New app releases can come with a lot of stress and chances of bugs. That’s where alpha and beta tests come in. Now it may catch many by surprise and we understand. Unfortunately, in the IT industry, in order to speed up the development cycle, many organizations skip these crucial steps. But, in reality, alpha and beta tests are called ‘field testing’ for a reason.
A Bit About Bugs & Bug Fixing
Few people realize that the testing process of any application starts prior to any development and that’s because it’s directly linked to the risks involved, target deliverables, and system connections of the specific project. Hmmm.. but how exactly? Well, for starters, the whole purpose of conducting tests is to ensure that everything lines up with the clients’ expectations or not – including quality assurance. With better quality assurance measures, the bug occurrences can be reduced, thus lowering the development costs if they were discovered later in the phase. In fact, fixing bugs can get more tedious and annoyingly expensive with the advancement of each phase in a project. Here’s why:
- Bugs are called so because of their ease of hiding in plain sight. To get rid of them you need to first analyze and then copy these.
- If the bug is in the form of, for instance, a design error, then you may need to cross-check and update all your design files and specifications.
- Post fixing, bug fixes need to be deployed, tested in the development, staging, pre-production, and production environments respectively.
- Additionally, if your app is in the App/Play Store, it would then need to be sent for the review process that can take several days. On completion, you’d need to add the bug fix update under the respective section of your app on the AppStore/Play Store.
Alpha & Beta (A/B Testing)
In the app development scenario, there are different types of software tests conducted and then recorded in detail as test documentation and protocol for future reference. The test documentation is the rosetta stone to align the quality measures of the project as well as carries insights for further improvement.
Also known as one of the ways of acceptance testing, it is performed for early identification of all possible issues, prior to launch in the app market. Conducted by internal testers of an organization, the primary purpose of this testing is to simulate real users and test the kind of tasks they may perform via black box and white box techniques.
- Specifications of business and software requirements
- Cumulative test cases for overall requirements
- Adequate testing environment
- Executable QA build
- Implementing a test management tool and matrix for saving test cases, recording defects, as well as assigning relevant test cases for each design requirement.
The Alpha testing can only be exited when each of the test cases has been successfully executed and verified.

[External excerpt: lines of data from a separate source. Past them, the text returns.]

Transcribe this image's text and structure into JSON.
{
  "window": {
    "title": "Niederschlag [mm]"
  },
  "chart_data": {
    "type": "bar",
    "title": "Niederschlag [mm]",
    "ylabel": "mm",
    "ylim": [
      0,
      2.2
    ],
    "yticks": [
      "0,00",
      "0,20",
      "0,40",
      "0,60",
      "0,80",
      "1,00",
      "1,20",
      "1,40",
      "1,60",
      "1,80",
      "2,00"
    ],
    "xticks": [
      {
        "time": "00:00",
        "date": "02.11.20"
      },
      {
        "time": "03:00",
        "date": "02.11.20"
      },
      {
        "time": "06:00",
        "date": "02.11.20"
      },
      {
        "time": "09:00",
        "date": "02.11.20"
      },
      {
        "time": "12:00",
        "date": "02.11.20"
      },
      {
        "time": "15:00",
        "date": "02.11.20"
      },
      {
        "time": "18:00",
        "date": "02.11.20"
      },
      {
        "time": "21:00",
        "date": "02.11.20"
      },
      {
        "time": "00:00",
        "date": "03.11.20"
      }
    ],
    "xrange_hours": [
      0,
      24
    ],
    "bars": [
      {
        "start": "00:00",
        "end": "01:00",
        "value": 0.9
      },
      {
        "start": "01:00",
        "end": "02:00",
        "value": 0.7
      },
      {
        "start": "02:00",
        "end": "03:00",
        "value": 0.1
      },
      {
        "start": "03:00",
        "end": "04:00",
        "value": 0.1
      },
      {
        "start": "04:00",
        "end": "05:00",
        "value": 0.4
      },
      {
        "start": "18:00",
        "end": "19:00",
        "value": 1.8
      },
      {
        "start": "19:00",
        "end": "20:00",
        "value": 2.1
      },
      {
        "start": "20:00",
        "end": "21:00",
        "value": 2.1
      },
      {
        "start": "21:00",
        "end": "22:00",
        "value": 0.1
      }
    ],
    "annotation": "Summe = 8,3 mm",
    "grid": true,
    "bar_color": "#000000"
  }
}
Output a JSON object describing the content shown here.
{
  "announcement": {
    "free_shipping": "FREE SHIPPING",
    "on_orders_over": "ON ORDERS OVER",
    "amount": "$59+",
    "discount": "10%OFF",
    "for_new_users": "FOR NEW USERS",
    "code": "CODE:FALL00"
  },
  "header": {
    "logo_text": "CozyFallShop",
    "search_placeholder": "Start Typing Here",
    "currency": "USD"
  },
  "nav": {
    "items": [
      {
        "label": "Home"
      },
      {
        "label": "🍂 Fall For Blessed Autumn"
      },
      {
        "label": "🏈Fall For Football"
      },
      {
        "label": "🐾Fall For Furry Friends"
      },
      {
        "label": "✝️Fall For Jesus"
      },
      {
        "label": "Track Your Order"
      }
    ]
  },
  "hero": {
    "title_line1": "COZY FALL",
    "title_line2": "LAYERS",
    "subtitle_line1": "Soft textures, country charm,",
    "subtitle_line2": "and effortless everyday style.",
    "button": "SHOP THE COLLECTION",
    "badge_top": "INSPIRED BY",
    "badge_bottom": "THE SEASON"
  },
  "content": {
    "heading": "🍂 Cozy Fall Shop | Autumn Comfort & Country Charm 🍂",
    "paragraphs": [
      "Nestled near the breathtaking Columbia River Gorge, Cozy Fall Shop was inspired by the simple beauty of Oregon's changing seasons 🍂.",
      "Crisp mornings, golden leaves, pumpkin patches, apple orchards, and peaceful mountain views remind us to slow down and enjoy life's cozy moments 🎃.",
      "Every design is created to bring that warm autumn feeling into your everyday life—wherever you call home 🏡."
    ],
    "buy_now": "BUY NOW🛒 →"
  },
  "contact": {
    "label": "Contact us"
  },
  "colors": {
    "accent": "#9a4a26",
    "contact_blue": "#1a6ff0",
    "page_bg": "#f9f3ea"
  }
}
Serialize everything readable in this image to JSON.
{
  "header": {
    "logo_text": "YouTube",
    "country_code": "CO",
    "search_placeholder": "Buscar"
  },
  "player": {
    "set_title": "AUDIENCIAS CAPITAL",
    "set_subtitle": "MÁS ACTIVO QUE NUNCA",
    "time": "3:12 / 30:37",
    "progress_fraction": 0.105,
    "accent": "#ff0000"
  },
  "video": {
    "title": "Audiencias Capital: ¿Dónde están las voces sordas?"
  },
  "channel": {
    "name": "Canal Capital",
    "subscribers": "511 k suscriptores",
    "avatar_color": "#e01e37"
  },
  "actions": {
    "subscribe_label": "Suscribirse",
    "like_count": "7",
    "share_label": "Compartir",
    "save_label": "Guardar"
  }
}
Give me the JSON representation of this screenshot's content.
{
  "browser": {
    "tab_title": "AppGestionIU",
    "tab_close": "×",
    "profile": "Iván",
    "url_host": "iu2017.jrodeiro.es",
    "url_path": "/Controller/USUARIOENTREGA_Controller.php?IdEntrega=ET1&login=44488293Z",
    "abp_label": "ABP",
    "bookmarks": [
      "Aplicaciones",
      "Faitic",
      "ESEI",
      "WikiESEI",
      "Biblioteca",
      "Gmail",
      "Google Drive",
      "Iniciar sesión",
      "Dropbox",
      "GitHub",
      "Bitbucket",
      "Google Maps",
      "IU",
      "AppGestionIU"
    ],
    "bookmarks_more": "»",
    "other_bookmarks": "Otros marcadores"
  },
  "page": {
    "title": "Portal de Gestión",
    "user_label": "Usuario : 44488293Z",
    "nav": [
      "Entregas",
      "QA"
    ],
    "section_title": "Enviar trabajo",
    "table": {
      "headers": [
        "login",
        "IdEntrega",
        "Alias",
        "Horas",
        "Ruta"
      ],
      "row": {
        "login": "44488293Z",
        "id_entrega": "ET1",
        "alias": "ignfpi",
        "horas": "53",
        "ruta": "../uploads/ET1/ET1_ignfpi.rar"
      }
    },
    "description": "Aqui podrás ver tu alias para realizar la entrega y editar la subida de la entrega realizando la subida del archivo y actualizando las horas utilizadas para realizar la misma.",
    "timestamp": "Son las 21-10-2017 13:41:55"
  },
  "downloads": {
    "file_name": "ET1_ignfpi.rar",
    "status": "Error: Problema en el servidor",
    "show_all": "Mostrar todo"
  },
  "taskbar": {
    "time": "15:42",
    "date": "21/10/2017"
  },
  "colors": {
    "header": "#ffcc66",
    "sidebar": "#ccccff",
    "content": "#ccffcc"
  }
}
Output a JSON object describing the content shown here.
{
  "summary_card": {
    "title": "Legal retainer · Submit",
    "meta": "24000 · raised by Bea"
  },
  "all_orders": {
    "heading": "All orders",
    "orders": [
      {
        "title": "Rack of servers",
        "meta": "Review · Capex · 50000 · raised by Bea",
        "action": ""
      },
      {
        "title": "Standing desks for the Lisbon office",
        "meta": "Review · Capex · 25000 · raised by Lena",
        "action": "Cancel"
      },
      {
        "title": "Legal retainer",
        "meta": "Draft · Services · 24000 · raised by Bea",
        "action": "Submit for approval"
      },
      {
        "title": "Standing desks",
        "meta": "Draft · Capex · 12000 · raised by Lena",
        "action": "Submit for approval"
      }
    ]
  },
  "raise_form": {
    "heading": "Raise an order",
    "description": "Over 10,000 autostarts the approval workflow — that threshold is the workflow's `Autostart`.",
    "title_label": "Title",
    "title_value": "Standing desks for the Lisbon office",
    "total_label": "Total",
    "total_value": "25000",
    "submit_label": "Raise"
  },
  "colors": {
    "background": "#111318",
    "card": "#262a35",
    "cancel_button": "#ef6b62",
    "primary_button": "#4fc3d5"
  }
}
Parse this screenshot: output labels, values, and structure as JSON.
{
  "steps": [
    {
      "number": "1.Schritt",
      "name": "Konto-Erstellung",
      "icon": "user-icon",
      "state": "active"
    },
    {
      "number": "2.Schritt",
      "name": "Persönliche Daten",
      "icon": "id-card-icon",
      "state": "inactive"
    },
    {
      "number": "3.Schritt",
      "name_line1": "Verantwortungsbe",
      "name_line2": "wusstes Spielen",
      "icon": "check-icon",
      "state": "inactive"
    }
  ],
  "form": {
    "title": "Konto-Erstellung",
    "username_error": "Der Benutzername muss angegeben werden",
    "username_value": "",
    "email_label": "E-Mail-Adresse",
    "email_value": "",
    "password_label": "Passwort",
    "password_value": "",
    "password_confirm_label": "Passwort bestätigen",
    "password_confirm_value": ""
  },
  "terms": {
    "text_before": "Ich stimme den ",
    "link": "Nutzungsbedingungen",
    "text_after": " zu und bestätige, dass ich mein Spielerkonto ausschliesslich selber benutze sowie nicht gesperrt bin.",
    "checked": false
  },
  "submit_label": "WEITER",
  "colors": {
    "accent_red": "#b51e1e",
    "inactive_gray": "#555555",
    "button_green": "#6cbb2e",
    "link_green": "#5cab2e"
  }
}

In case of any serious issues, the alpha testing isn’t over until these are sorted and wrapped up – meaning there can’t be any other features further added in all the test cases. Deriving a detailed report on the test summary, followed by signing off the alpha testing is the final condition to be met for the project to move to beta testing.
First things first, beta testing is conducted by ‘real users’ in a ‘real environment’ and is also known as one of the types of User Acceptance Testing. Prior to the release of an app, this kind of test is a lifesaver in terms of product performance, reliability, security, and quality validated by customer feedback. Perhaps one of the best features of beta testing is that it can take a handful of days to complete since it uses only black-box testing.
- If the project comprises the signed-off document on alpha testing, only then can it qualify to undergo alpha testing.
- Good-to-go on the beta version of the app
- Ripe environment for the public release of the app
- Ability to track real-time issues via the right tools
Once all major and minor issues at hand are resolved, along with the feedback and the delivery of the beta test report – the project can finally complete its beta testing phase.
So…Why Should You Conduct Alpha and Beta Testing?
Criteria must be reconsidered at every stage of an investigation – is an unwritten law in software development, especially for software testers. Just as they’re named, Alpha testing gives you the feel of a real-time end-user environment and shapes the candidate for beta testing. Beta testing, on the other hand, is a reality check based on customer feedback if they like your app. Now that’s something to have before your app is released, especially when it’s about your business, and it’s never too late to fix any bugs or make any changes.